Il souligne que le jugement du conseil de prud'hommes de Nice en date du 27 juin 2023 a confirmé l'existence de retards de salaires dès le mois de juillet 2021.

Il indique que les actifs allégués par la société Cavigal [Localité 4] Côte d'Azur Handball ne répondent pas à la définition de l'actif disponible.

Par avis en date du 23 mai 2024, le ministère public requiert la confirmation du jugement querellé.

L'ordonnance de clôture a été rendue le 30 mai 2024.

MOTIFS DE LA DÉCISION

Aux termes de l'article L631-8 du code de commerce, la date de cessation des paiements ne peut être reportée plus de 18 mois avant le jugement d'ouverture de la procédure collective.

L'état de cessation des paiements se définit par l'impossibilité pour le débiteur de faire face au passif exigible avec l'actif disponible

La jurisprudence constante considère la notion d'actif disponible comme l'actif limité aux avoirs immédiatement disponibles, constaté au jour où le juge statue, notion par conséquent distincte de la notion comptable de résultat.

Le passif exigible est constitué des dettes certaines, liquides et exigibles, ou échues. Il n'est à cet égard pas nécessaire, pour être exigible, qu'une dette soit exigée par le créancier.

En outre, il appartient à celui qui l'invoque de le démontrer, le juge ne pouvant se contenter de simples présomptions tirées d'éléments extrinsèques qui, si elles permettent de fonder la saisine du tribunal aux fins d'ouverture d'une procédure de redressement judiciaire ou de liquidation judiciaire, ne peuvent se substituer à une analyse, même succincte, de la situation financière du débiteur, pour caractériser l'état de cessation des paiements au sens de l'article L 631-8 précité, et prononcer l'ouverture d'une procédure collective.

En l'espèce, le tribunal, procédant à l'analyse du passif exigible à la date du 1er avril 2022, a retenu :

- s'agissant des créances salariales, que les salaires du mois de mars 2022 n'ont pu être payés qu'à réception au mois de mai 2022 de la subvention versée par le conseil départemental et qu'à fin mai, l'intégralité des salaires n'était pas versée.

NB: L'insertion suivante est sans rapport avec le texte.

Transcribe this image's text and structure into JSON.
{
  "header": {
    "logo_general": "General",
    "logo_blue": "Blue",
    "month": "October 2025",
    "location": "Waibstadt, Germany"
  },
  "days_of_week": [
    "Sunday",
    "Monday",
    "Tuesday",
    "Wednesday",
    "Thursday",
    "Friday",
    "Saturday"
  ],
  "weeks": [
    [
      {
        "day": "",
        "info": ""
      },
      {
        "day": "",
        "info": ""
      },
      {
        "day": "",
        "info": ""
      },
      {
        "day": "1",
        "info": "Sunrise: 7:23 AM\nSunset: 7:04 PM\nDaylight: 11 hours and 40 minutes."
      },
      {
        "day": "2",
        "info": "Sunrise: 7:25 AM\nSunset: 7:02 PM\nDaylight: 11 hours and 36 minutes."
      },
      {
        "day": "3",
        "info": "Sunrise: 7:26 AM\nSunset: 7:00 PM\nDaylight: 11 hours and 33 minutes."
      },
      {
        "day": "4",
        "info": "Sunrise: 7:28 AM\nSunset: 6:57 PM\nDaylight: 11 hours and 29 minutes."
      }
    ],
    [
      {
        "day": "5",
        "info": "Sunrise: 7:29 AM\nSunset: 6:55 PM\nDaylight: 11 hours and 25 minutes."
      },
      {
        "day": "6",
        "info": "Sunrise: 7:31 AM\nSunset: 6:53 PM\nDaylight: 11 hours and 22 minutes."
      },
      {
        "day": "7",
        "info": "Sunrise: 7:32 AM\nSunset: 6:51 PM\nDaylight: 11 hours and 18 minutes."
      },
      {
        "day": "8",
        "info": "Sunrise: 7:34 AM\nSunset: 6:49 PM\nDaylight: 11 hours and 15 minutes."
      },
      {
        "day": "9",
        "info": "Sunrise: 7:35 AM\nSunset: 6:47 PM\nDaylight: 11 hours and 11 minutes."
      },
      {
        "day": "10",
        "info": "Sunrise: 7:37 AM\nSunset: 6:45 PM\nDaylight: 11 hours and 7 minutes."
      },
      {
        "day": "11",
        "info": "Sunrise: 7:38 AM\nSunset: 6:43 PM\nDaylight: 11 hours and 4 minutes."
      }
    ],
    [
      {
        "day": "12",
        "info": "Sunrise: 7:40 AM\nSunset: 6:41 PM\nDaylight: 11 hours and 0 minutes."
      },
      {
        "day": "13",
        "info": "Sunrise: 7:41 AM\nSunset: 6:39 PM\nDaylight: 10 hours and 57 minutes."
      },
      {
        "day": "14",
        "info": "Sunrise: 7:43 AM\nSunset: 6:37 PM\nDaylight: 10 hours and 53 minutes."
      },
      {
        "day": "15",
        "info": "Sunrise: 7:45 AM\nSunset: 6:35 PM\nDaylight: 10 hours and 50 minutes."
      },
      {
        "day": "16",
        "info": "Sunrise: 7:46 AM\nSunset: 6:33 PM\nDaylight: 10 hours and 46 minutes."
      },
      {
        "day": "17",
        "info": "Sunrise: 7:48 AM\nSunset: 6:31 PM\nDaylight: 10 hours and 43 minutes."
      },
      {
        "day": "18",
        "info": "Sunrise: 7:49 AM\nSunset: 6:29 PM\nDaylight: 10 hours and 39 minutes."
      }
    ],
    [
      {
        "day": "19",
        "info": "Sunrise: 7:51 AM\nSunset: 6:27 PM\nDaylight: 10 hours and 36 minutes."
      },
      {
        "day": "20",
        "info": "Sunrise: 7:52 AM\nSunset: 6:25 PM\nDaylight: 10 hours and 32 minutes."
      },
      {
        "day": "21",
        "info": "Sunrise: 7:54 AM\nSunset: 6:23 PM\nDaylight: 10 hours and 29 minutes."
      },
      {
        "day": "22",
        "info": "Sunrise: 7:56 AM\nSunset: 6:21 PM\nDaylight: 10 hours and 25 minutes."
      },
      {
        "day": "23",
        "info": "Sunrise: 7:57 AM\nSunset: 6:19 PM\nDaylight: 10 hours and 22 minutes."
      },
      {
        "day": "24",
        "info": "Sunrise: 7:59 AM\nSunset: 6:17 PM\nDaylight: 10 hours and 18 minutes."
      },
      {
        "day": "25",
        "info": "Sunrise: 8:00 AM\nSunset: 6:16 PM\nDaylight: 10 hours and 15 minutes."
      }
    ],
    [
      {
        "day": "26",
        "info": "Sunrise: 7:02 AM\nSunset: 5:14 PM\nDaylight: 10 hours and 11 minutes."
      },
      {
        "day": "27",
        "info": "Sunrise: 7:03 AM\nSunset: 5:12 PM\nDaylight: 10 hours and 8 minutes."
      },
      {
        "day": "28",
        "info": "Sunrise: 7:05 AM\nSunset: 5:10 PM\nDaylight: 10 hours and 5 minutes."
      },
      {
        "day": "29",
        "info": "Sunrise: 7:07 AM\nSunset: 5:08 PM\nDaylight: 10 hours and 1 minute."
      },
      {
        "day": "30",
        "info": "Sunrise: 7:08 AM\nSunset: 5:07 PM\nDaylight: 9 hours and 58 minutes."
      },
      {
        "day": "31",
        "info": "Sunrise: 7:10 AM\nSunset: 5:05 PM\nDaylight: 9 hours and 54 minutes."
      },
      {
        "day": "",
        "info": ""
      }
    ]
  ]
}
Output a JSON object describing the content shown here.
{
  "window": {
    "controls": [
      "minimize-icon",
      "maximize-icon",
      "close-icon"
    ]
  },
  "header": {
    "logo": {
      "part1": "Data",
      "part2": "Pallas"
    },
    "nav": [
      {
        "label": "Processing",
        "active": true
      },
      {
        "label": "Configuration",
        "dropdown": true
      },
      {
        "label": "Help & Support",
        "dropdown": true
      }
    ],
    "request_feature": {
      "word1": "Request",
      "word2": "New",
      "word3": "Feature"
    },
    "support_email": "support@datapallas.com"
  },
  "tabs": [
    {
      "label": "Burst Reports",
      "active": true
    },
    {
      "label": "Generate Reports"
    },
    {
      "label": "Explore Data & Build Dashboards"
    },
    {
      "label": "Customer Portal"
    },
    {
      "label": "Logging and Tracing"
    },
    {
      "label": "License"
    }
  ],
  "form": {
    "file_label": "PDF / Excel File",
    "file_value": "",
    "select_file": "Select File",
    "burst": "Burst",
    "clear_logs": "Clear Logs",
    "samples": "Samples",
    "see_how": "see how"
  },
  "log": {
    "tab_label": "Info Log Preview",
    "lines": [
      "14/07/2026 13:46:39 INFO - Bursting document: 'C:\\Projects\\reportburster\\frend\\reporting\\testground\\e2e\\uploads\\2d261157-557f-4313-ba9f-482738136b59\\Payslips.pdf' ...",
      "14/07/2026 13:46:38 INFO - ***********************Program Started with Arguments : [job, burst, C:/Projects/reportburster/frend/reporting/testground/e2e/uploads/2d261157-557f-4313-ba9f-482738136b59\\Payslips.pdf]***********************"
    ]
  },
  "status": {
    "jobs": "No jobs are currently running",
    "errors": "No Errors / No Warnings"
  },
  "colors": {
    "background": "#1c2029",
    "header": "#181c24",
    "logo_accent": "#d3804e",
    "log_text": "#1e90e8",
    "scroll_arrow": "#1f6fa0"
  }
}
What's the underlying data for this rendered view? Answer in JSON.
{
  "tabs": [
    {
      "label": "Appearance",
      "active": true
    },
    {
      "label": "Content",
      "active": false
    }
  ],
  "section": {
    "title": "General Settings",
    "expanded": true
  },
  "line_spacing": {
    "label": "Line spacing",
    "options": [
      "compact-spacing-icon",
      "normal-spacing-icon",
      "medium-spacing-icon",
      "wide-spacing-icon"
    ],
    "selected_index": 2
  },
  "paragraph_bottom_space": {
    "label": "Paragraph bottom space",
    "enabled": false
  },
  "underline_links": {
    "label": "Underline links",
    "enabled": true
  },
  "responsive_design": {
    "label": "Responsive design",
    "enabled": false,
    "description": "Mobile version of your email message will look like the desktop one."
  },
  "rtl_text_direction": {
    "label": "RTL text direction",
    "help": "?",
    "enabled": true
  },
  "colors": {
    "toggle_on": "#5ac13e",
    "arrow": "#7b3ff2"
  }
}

Au 30 août 2022, la dette salariale était de 65 000 euros,

- concernant la créances des organismes sociaux (URSSAF PACA), la société Cavigal [Localité 4] Côte d'Azur Handball a rencontré des difficultés pour honorer les cotisations et contributions sociales dès le début de l'année 2022 et qu'au 30 août 2022, la créance de l'Urssaf était de 85 000 euros. L'Urssaf a déclaré une créance de 127 235 euros (dont 33 948 euros de part salariale) au titre des cotisations dues pour les mois de mars, avril, mai, juin, juillet, septembre et octobre 2022.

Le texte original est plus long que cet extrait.